Ruth Huggins, a clerk at Sew-N-Save in Clearfield, also helped him with the project.
“I thought it was so sweet,” Huggins said. “We told him to use what he had and how to go about it simply.”
He would have completed more of the quilt every time he dropped by the store, she said.
Huggins referred Jarry Lautenschlager to a woman who could embroider the quilt, she said, the only part of the project he didn’t do himself.
After he sewed scraps together to make a binding and sewed it to the quilt, Huggins said he allowed her to trim the binding for him. Then, she showed him how to hand stitch the binding with blind stitching.
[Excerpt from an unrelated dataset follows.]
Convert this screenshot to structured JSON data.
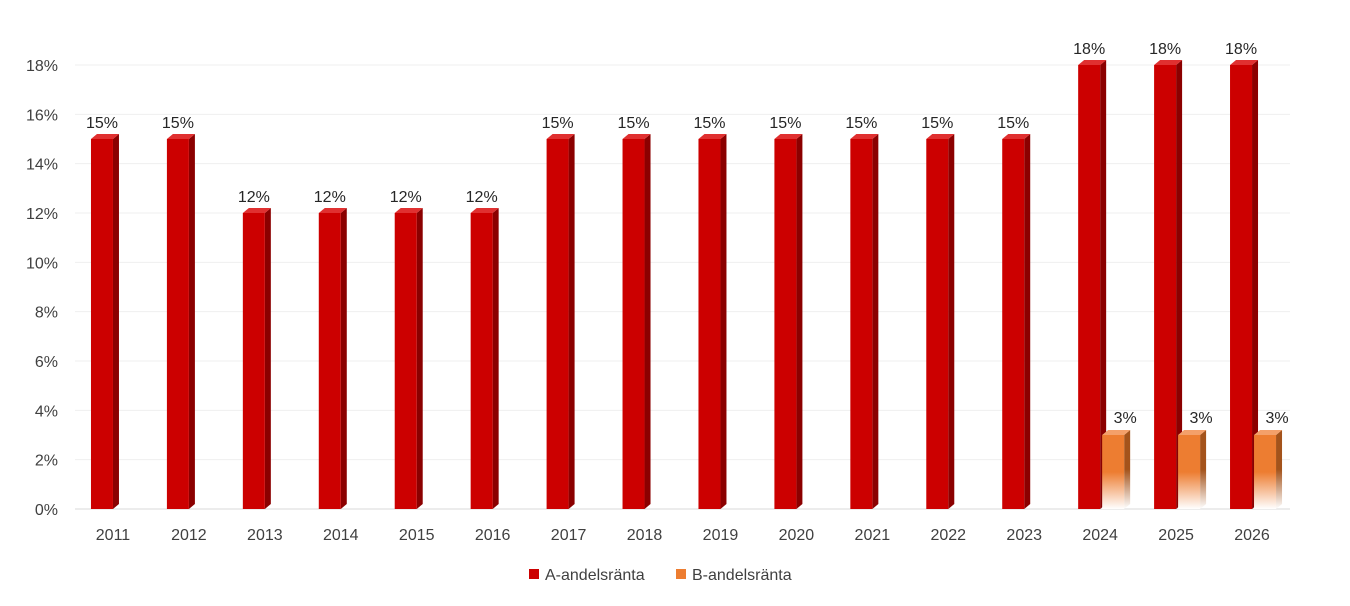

In all, Jarry Lautenschlager estimates he sewed 1,300 blind stitches, all the way around the quilt.
Huggins remembers asking Jarry Lautenschlager what he did while working on the quilt for two hours a night. She recalls him saying he didn’t watch television or listen to the radio.
“I just have conversations with my sweet wife,” Huggins remembered him saying. “He said ‘This has helped me so much.’”
Jarry Lautenschlager said he got more out of the project than a tribute to his wife. He also found a chance to grieve her loss as he sewed each night to tackle the project, he said.
While he has noticed many widows and widowers who are not ever the same after losing their spouse, Jarry Lautenschlager said he felt healed as he sewed.
“It was a good grieving time for me,” he said. “I had some real tender moments.”